Stop insulting me. I’m a grown-up. And I’m not fooled by your pretence that you care about my well-being. I know you’re only doing it because some snivelling little shit in your head office is paranoid about being sued. So you’re antagonising your customers and making our journeys just that little bit more miserable because you want to proclaim your cowardice and ignorance of the law. And you still don’t understand why we despise you?

Wednesday, March 25, 2009

The tannoy fetishists

Network Rail hates you.

Not just you, of course. It hates me too, and everyone you share your journey with. True, every institution that can afford uniforms for its staff treats the public with hostility and contempt (as anyone who has used a British airport knows). But with Network Rail, you feel it’s personal.

You see it the moment you reach the platform at London Bridge to discover that the trains are as far away from the entrances as possible. Making passengers run that extra 50 metres in full view of everyone, only for the doors to slide shut in their faces, is plain sadistic.

Then there are those posters of the bruised staff. Obviously the 0.001% of customers who actually beat up the staff aren’t going to take any notice of a poster, so what are these messages trying to tell us? That Network Rail thinks we’re all thugs? That stations are violent places where people get beaten up a lot? Or that your ‘customer experience’ with Network Rail is going make you want to thump someone? Probably all three, though the constant barrage of pre-recorded threats points to number 2.

“There is 24-hour CCTV in operation at this station,” it drones. “Smoking is prohibited,” it adds seconds later, offering a lengthy list of places where no-one would think of lighting up anyway. Moments later we are warned that if we put our bags down, the “security services” will blow them up.

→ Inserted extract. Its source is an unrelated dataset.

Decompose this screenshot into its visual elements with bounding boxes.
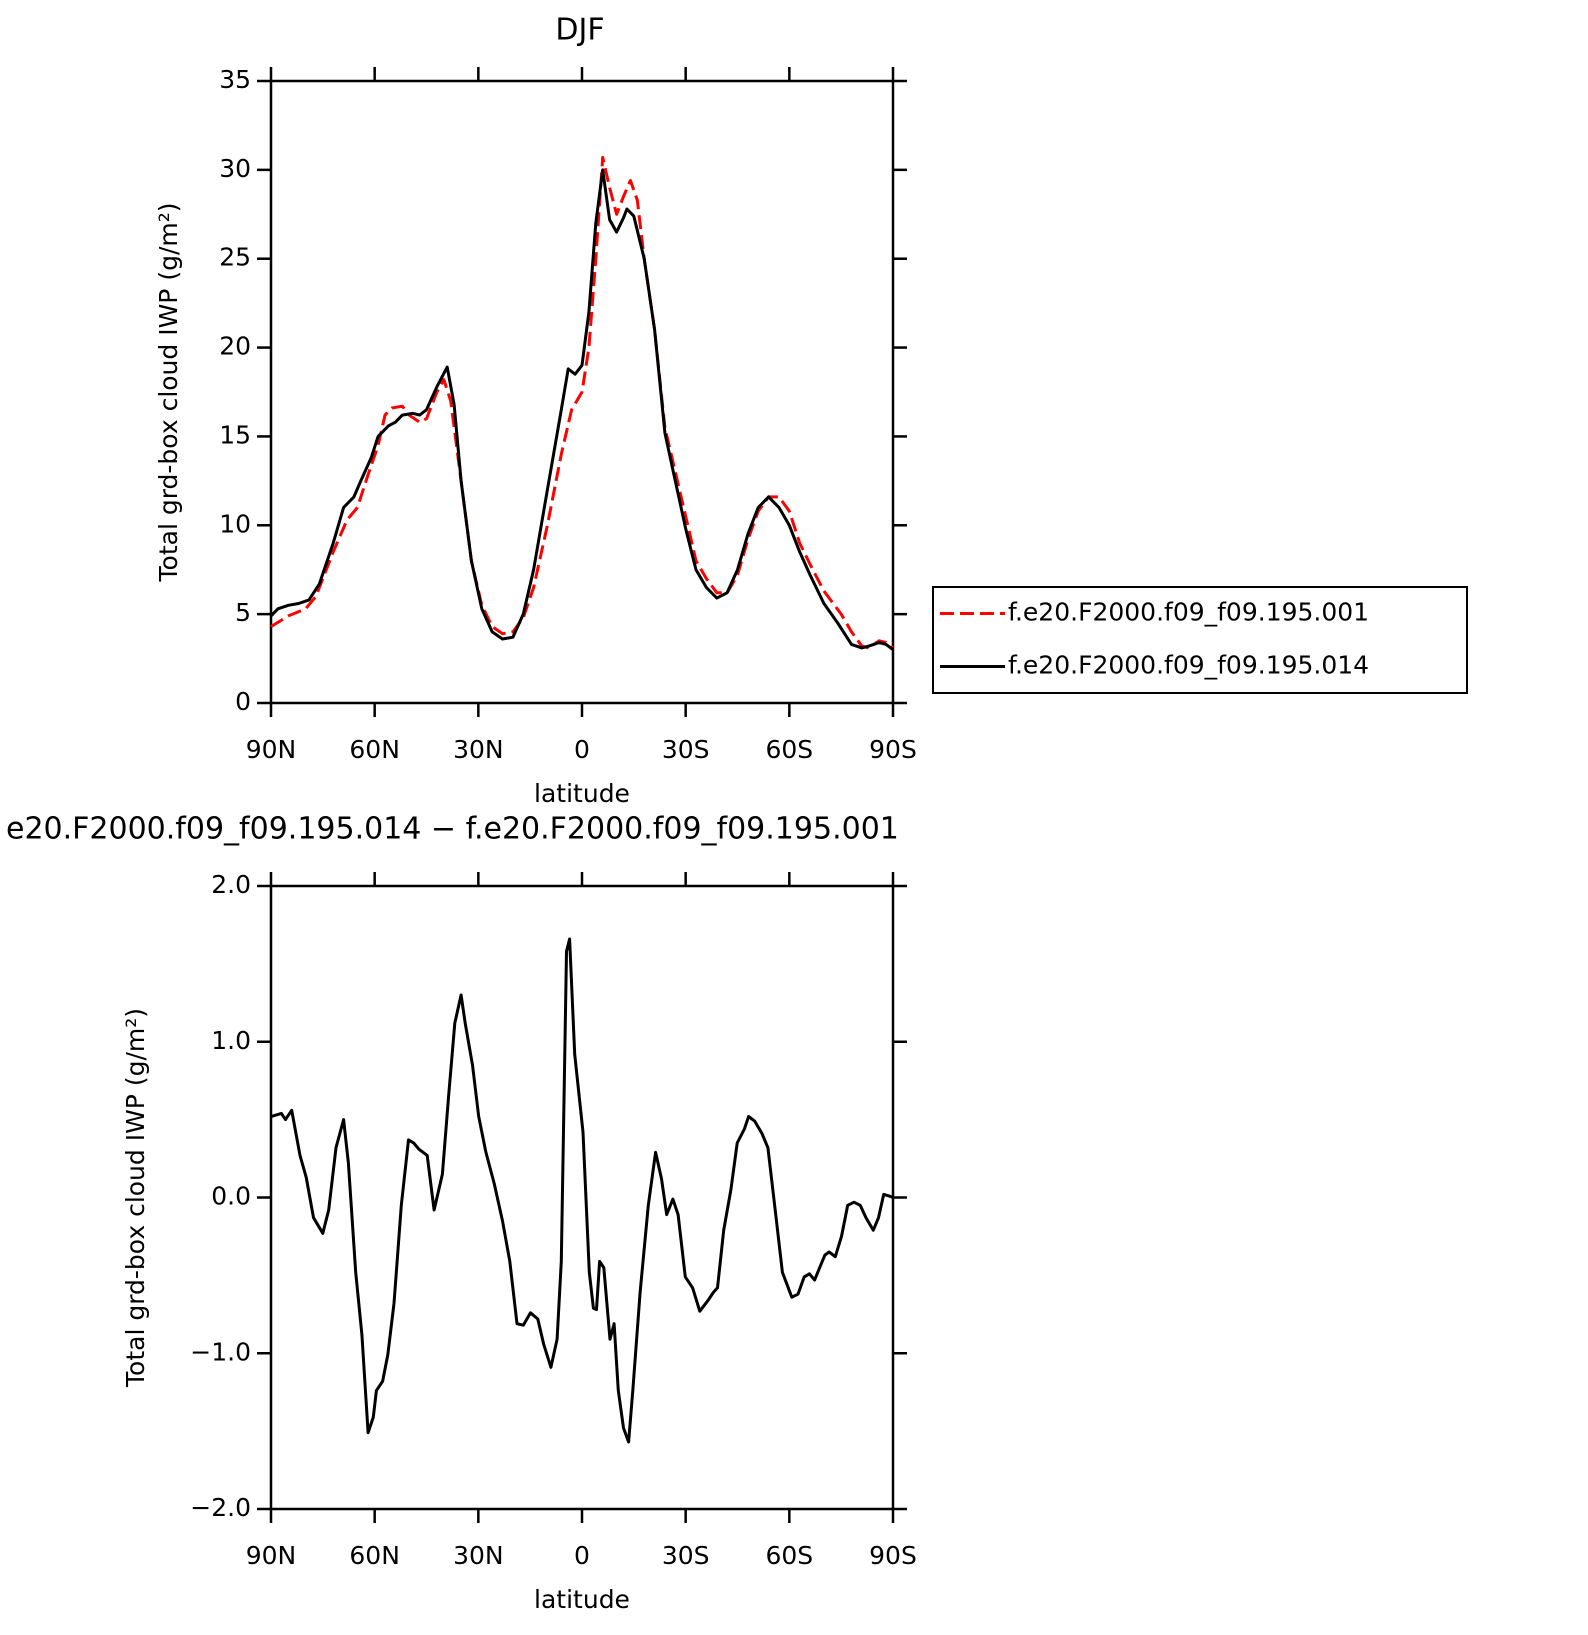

Are we comforted? Do we feel that, should we be robbed or attacked, anyone would come to our aid? Of course not. It’s designed to make us feel cowed and intimidated – an impression reinforced by the announcement repeated every two minutes or so, that “Security personnel tour this station 24 hours a day.”

What that means is: “In case your crowded, sweaty journey isn’t miserable enough, we’d just like to remind you that some religious maniac is probably going to try to blow you to kingdom come one day and we won’t be able to spot him in time because every one of you buggers carries a rucksack these days. Have a nice day.”

There’s even the warning about wet surfaces being slippery for those of us who managed to make it all the way to adulthood without learning about the lubricating properties of water.

And so it goes on – a consistent, hectoring barrage of threatening, intimidating or plain insulting announcements.

Now, if the woman I love sends me three texts in a day, I feel all warm inside. If she were to send me a message every 30 seconds I’d start to think she was psychotic, and maybe that’s what’s happening here.

I suspect that some commuter – and my money’s on that 20-something guy over there; the one with too much firm-hold gel and a smirk that suggests he didn’t work for Lehman’s – took Network Rail out on a date, got it drunk, had sex and then refused to return its calls before dumping it by text message and then telling everyone that it was fat and needy.

If it was you, then please apologise now. Chocolate or flowers will do, or better still both because we’re all suffering.